Recurrence of uveitis occurred 6 weeks after reinitiation of anti-PD-1 therapy in our case, although it was not reported in the previous literature. It is important to be aware of the recurrence of side effect after the reinitiation of anti-PD-1 therapy. Dose titration of anti-PD-1 agents for individual patient might be needed. It is important to find the balance of malignancy control and minimization of side effects during anti-PD-1 therapy. The management of the recurrence of uveitis was also challenging. In our case, we hesitated to give high-dose systemic steroid in view of the increased liver metastases, instead, we decided to administrate local injections. The posterior uveitis and serous retinal detachment were well controlled with intravitreal injection of Ozurdex, but not with periorbital injection of steroid. This therapeutic option was not reported in the previously reported nivolumab-related uveitis cases.

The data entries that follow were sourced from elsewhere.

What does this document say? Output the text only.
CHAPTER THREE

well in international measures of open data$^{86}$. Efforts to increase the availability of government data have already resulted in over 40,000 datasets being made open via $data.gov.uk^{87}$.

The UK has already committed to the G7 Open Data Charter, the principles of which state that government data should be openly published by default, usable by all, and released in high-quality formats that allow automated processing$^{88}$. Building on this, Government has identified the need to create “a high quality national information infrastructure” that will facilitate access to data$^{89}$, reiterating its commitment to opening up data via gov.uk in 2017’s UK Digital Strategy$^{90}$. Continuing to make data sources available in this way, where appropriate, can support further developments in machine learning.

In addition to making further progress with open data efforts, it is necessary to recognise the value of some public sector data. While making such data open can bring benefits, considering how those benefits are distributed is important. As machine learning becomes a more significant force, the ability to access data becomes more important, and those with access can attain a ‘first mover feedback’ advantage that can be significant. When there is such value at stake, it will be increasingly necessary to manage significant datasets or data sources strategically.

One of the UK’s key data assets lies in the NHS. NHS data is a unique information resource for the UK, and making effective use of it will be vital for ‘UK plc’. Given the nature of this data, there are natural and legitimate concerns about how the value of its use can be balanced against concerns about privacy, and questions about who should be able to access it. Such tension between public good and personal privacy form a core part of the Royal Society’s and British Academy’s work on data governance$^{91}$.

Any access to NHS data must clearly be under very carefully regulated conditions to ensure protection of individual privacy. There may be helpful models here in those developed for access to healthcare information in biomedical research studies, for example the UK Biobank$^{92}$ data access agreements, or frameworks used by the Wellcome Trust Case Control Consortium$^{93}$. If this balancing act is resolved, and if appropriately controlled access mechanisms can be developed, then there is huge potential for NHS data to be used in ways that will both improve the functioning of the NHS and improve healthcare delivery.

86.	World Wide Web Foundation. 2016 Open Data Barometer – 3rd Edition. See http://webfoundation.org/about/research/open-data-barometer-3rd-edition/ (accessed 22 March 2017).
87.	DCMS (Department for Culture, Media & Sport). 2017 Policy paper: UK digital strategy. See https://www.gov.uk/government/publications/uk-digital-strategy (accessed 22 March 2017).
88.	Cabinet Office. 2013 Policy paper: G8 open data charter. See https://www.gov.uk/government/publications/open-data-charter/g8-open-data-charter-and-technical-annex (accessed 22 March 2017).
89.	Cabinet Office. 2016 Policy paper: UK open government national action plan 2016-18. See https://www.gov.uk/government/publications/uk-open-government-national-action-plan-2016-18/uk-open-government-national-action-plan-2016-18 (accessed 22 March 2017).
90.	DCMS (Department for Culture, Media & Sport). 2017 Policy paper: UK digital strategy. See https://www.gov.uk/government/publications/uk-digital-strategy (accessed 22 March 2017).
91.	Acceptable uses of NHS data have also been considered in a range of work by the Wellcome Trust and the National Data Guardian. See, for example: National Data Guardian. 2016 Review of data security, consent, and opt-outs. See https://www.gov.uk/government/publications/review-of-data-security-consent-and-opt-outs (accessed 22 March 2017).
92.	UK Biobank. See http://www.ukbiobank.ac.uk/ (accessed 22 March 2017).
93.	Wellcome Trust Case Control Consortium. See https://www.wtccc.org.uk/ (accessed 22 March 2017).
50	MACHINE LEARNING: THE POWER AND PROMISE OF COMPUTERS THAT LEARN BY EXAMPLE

Uveitis is one of the major causes of blindness worldwide. Although uveitis is a relatively uncommon side effect, prompt recognition of the manifestations and appropriate management are critical in patients receiving PD-1 inhibitors. Improper treatment of uveitis may cause permanent ocular damage and irreversible visual loss, which may affect the quality of life and treatment compliance in cancer patients. With the increasing use of anti-PD-1 therapy in cancer treatment, it is important for the oncologist and the ophthalmologist to understand this ocular complication thoroughly. Most importantly, cooperation between them is required for the development of appropriate therapy for individual patients in a timely manner.